Despite his severity of tone, there was a fond twinkle of affection in the gray eyes of the big red-headed scientific adventurer, as he surveyed the robot and the android and the Brain.

These were the Futuremen, the loyal trio of comrades who had fought and sailed around the whole System with him! These three weird comrades of his, un-human in form yet superhuman in abilities, had stood at his side in more than one great struggle out in the solar spaces. And, furthermore, the three had reared Curt Newton from babyhood to manhood, in this very cavern home on the Moon.

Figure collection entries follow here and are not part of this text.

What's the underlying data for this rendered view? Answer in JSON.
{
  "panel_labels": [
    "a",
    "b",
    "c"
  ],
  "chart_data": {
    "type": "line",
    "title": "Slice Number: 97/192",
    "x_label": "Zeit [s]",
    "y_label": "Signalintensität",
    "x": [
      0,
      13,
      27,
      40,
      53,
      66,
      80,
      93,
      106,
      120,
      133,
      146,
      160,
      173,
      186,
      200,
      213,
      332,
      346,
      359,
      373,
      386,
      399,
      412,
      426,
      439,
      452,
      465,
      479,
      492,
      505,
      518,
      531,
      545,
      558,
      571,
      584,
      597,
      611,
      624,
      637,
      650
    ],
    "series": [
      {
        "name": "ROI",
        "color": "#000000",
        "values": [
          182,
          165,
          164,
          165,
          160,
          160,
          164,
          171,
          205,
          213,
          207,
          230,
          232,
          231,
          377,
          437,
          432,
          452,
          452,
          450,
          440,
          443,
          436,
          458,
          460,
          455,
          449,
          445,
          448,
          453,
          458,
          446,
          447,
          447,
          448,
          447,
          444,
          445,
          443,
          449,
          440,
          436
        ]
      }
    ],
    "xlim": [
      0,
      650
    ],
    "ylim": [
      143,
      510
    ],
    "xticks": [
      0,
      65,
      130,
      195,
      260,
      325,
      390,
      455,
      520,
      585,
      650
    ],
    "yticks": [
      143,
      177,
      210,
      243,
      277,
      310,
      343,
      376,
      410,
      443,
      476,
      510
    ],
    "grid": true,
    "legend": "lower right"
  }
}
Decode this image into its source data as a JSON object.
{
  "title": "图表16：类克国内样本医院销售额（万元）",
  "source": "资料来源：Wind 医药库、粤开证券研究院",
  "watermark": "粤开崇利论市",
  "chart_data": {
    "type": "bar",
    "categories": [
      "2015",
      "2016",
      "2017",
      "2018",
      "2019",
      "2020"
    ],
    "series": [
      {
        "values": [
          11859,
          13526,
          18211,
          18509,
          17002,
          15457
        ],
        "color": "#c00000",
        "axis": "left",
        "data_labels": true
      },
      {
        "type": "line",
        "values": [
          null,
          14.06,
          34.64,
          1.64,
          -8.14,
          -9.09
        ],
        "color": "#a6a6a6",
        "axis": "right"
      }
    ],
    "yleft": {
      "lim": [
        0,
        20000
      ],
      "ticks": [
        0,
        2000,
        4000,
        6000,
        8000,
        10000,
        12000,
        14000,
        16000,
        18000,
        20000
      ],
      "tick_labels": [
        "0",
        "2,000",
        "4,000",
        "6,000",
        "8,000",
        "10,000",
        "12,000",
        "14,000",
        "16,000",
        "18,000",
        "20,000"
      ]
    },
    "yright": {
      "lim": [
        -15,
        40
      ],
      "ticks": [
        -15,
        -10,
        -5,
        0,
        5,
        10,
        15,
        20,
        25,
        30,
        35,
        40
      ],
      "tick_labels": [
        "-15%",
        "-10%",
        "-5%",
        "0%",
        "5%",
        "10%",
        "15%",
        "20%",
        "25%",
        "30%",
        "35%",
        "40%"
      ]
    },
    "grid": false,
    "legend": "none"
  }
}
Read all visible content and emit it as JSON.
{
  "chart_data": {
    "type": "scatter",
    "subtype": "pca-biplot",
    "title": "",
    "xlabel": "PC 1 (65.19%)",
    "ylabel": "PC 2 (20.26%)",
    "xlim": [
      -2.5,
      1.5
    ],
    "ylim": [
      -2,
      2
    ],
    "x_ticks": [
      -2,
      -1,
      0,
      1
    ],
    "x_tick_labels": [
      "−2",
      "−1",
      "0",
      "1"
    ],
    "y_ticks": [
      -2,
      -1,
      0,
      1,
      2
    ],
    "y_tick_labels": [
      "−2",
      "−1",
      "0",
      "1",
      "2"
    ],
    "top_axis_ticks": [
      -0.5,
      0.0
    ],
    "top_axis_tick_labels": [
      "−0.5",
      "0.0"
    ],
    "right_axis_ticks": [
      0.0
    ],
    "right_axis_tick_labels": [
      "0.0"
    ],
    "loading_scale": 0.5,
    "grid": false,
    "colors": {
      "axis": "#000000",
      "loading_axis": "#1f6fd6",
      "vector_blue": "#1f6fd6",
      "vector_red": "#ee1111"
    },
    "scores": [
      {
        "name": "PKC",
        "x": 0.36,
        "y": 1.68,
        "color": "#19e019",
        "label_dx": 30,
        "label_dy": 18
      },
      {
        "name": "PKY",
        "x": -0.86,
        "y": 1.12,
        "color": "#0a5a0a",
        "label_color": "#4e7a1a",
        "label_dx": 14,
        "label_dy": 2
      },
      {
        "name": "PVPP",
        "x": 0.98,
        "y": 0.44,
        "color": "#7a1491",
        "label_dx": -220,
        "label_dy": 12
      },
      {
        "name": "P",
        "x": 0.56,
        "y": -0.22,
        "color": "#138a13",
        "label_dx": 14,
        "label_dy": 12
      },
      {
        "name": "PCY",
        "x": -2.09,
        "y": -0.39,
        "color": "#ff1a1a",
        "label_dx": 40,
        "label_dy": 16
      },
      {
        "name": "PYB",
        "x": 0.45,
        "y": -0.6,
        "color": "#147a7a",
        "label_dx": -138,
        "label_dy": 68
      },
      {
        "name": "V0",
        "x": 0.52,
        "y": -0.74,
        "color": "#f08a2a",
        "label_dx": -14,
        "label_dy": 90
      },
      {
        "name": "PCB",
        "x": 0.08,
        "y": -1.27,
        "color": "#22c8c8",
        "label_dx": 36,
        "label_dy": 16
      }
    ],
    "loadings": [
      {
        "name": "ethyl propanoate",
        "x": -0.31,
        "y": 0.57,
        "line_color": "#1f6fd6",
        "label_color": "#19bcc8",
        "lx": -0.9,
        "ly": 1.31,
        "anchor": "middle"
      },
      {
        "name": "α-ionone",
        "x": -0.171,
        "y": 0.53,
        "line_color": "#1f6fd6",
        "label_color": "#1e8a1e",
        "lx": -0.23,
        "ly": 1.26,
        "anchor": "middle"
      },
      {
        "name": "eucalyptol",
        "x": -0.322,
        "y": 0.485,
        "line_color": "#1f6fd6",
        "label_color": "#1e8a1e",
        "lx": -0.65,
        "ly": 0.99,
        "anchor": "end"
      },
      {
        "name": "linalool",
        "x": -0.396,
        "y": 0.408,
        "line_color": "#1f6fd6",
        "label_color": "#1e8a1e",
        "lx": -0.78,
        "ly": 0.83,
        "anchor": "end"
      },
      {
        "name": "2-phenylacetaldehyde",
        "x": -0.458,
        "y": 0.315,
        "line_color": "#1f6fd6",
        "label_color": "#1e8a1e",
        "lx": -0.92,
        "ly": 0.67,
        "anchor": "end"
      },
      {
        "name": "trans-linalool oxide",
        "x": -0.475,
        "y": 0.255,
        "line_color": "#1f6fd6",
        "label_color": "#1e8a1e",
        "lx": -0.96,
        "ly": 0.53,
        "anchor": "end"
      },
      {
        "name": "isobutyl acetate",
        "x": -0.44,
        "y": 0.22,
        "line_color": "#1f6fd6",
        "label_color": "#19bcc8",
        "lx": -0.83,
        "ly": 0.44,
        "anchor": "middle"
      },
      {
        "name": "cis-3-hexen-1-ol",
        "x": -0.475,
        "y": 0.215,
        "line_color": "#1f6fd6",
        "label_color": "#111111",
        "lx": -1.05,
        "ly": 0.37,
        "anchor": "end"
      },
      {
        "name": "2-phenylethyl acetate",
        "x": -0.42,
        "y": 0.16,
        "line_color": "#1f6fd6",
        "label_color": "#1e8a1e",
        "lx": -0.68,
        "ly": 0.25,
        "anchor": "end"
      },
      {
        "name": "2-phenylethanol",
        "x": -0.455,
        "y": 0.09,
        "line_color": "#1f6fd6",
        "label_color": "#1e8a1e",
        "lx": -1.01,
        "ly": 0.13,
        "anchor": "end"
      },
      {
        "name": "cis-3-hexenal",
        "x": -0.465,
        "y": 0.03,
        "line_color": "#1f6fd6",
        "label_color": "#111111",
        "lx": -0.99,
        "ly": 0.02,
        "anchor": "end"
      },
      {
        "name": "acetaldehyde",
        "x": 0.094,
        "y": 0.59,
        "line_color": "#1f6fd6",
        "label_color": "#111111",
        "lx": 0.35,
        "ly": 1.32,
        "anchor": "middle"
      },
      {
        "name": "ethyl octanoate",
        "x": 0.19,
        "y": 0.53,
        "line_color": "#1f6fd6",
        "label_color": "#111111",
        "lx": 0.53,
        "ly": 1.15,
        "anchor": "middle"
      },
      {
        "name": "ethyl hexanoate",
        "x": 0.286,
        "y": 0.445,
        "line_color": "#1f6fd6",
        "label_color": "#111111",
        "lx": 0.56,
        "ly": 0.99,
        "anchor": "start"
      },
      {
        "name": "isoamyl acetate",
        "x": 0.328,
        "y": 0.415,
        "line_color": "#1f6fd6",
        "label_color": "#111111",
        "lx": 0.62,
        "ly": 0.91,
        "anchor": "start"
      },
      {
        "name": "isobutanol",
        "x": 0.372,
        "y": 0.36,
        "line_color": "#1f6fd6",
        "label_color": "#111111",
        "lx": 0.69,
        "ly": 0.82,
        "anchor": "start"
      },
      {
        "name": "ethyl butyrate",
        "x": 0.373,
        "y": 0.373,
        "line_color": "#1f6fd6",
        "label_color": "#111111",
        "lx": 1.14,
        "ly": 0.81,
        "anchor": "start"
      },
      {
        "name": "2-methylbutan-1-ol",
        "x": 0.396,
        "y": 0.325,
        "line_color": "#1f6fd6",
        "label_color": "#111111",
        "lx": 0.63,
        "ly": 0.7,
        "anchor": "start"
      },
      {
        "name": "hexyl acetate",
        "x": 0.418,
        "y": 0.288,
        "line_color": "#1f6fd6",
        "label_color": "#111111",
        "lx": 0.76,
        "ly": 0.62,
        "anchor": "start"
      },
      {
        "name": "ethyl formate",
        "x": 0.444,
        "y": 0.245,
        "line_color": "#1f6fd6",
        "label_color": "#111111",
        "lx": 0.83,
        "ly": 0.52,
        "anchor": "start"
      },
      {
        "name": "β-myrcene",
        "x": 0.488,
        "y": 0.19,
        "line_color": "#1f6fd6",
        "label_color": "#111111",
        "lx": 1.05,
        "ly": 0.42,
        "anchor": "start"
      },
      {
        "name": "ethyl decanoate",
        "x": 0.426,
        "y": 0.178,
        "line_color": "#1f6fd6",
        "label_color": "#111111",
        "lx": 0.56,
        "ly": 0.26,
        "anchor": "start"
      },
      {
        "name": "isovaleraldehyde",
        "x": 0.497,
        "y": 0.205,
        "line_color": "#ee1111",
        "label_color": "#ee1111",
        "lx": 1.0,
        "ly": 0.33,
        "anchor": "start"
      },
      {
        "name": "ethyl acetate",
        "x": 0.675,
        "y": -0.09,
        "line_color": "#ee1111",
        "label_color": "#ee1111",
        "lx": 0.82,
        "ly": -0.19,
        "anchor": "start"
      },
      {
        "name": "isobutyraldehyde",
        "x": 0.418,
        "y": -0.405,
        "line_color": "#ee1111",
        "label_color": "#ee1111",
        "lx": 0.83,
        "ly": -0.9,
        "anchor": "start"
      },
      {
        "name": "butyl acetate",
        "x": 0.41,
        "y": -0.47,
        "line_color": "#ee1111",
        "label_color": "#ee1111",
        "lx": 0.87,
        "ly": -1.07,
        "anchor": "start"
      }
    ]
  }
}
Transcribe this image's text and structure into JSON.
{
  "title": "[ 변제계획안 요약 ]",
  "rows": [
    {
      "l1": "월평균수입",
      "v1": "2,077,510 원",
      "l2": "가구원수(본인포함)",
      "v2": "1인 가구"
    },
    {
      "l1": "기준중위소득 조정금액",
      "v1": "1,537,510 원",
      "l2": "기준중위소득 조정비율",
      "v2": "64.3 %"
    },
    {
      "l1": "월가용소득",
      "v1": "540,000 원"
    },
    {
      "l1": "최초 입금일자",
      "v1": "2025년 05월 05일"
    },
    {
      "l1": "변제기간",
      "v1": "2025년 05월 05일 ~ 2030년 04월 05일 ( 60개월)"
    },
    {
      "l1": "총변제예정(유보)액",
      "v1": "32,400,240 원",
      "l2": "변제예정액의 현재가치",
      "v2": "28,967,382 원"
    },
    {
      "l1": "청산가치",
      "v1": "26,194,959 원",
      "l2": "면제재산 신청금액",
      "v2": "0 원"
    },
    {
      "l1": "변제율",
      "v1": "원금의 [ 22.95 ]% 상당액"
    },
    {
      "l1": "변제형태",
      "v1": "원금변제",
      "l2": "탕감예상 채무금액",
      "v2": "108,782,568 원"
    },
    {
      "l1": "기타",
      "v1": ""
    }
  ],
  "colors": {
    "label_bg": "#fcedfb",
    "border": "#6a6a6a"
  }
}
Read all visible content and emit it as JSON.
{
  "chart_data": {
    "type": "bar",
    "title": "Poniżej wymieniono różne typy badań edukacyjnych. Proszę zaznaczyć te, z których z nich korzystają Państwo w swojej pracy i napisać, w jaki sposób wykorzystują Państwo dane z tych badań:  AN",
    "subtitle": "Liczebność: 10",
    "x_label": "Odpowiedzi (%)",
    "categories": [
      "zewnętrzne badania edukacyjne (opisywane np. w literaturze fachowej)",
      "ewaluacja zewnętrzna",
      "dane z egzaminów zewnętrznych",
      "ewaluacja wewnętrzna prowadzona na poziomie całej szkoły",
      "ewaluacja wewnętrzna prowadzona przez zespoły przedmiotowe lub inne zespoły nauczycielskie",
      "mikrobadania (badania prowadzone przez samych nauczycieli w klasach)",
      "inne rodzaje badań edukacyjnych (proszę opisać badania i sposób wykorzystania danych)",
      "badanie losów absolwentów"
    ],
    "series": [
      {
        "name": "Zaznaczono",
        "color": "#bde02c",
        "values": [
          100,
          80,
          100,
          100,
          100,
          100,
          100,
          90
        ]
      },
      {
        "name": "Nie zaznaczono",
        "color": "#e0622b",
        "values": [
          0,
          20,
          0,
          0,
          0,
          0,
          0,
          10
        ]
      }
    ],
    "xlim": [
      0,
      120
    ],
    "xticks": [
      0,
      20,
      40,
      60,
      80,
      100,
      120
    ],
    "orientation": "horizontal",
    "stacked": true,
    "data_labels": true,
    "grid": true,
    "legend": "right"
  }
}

Twenty-five years before, Captain Future’s parents had come secretly to the moon. Roger Newton was a young Earth biologist who dreamed a great dream. He hoped to create life — artificial, intelligent living creatures who could serve mankind. But his work was in danger. Certain ambitious men coveted his scientific discoveries and tried to steal them.

Roger Newton had decided to seek refuge on the wild, uninhabited Moon. He had sailed secretly in a small rocket for the Moon. And with him had gone his young wife, Elaine, and his loyal co-worker and assistant, Simon Wright — the Brain.

Simon Wright had been a famous, aging scientist who was about to die of incurable disease. Newton had by brilliant surgery removed Simon’s brain and transferred it into a special serum-case. Ever since, the Brain had been his most loyal friend.